Hire him

So I come across the brand new blog about the new newsroom with only three posts yet it already imparts some wisdom about the new architecture of news, for example:

The Web is your Web site; search is your navigation.
* Every piece of content should function as an independent business that can be embedded in whatever Web site wishes to host it;
* Advertising needs to integrate with every piece of content and go wherever it goes;
* Journalism organizations should think of themselves as wire services providing content for any interested Web site; let people who intimately know their audience aggregate and present the content (after finding it with search) . . .

I couldn’t figure out at first who was writing this (a pet peeve of mine — put up ‘about’ pages, people) and then found, to my surprise, that it is one of the students with whom I worked on the GoSkokie hyperlocal project at Northwestern. And it turns out he’s working for a paper that might fold, so he’s job-hunting. So take a look at the guy.

  • Andy Freeman

    > Advertising needs to integrate with every piece of content and go wherever it goes

    Advertising doesn’t have needs.

  • http://www.buzzmachine.com Jeff Jarvis

    Picky, picky.
    I believe he’s saying that advertising needs to be integrated…. That is to say, publishers need to integrate advertising….

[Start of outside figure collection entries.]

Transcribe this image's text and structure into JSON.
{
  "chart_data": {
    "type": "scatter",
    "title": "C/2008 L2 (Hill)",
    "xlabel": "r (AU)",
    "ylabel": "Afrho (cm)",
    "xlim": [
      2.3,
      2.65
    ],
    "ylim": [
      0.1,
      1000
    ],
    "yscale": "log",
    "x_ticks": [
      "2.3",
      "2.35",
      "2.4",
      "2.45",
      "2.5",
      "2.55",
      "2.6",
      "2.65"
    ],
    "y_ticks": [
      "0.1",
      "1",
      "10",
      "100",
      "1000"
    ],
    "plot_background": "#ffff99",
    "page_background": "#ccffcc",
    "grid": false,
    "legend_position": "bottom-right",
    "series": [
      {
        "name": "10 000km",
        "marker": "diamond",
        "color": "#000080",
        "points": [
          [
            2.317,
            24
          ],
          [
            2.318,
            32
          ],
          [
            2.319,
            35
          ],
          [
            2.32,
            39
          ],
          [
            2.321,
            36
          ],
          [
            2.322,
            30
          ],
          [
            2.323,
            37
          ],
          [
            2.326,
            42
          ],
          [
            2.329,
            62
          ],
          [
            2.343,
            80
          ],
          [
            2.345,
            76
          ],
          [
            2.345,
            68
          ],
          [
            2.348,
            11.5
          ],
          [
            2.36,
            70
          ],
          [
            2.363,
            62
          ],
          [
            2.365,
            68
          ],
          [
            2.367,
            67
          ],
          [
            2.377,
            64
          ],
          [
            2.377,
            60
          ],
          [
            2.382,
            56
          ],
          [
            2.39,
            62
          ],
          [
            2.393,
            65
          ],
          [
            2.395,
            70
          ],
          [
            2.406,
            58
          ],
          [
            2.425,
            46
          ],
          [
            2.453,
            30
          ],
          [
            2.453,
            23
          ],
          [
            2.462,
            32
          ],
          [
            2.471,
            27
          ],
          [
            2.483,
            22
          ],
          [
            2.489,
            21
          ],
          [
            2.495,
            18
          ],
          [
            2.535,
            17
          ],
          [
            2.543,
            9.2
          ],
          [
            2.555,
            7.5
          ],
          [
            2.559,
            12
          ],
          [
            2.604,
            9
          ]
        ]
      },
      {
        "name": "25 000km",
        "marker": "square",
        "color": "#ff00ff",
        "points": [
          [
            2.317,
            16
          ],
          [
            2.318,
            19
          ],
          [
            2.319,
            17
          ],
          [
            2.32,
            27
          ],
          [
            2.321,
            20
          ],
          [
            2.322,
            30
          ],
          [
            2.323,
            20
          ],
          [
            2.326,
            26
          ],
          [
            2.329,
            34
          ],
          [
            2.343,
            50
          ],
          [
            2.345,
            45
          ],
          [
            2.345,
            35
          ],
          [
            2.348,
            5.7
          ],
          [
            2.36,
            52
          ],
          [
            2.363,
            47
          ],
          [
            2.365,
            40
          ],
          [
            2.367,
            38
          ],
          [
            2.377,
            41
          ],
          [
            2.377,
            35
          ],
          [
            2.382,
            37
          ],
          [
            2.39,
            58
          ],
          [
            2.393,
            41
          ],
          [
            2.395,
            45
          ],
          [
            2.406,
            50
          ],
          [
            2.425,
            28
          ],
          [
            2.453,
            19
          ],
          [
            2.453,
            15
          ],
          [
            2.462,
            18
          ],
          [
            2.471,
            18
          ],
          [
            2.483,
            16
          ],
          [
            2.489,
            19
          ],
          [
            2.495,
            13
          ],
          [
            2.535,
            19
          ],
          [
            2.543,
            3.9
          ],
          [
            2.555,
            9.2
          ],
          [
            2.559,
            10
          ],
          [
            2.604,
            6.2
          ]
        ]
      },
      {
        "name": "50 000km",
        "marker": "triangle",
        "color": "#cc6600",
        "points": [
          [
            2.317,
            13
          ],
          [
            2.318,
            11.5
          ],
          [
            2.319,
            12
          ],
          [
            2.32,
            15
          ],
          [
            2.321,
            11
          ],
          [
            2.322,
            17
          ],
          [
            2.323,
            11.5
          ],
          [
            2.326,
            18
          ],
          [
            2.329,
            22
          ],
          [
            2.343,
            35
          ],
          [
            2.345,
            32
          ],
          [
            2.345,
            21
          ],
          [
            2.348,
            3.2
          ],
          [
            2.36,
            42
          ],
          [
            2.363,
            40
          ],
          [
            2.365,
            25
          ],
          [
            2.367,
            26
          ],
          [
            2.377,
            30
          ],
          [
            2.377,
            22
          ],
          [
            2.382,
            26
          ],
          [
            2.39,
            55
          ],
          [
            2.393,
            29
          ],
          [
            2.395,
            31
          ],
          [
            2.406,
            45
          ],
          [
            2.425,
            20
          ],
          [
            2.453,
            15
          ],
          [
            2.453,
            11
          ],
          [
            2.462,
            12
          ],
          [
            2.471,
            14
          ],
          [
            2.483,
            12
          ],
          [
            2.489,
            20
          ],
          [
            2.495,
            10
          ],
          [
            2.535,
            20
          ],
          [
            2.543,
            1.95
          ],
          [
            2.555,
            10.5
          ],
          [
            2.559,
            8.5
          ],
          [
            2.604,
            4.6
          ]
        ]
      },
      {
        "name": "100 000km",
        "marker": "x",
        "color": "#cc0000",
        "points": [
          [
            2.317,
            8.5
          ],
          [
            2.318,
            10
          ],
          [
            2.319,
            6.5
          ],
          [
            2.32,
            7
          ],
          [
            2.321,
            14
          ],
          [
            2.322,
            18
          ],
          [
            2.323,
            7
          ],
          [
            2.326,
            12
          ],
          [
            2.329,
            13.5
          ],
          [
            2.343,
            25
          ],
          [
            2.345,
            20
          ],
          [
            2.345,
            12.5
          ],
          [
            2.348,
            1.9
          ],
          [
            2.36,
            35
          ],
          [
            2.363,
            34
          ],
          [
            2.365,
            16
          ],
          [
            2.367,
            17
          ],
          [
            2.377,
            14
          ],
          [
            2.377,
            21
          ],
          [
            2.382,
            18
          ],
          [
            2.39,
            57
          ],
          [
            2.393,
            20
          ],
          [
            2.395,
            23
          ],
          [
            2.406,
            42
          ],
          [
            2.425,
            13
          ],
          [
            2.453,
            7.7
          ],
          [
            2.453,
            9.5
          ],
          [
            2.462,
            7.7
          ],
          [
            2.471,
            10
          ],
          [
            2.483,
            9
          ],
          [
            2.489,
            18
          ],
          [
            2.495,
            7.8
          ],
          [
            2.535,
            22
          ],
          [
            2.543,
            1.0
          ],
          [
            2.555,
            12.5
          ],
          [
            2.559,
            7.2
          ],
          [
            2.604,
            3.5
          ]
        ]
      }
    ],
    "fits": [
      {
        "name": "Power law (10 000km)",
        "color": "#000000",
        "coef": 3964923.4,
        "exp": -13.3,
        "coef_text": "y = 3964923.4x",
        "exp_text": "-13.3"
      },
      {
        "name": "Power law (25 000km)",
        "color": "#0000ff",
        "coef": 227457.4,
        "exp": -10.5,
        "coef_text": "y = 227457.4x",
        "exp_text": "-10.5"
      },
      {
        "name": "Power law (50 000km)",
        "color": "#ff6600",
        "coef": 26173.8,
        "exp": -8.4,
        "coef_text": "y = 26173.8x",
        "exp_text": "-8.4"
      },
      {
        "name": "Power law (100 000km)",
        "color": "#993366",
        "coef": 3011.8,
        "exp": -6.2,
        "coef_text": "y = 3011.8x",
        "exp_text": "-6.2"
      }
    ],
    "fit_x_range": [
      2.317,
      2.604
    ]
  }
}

  • http://www.ilovesubstance.com Rob Poitas

    Advertising doesn’t have needs.
    But it does need to spread.

  • http://www.skunktank.com Graham Lauren

    Not trying for a minute to trump you, Jeff, but I published something damn similar a couple of weeks back, at http://www.skunktank.com/weblog/2007/08/media-20-and-th.html, and then followed it with a piece about the back end processing facilities needed to support this innovation. I work in the magazine business in Australia, for the biggest publisher (over 50 percent market share) and there is no conception among those who hold the power that this is where it is all going; indeed, on the publishing side of the fence, the general understanding of this kind of fragmentation is very poor indeed. Ho hum, onwards. And, although very much more succinct than my own piece, I really enjoyed this post. And you’re right, someone hire this guy.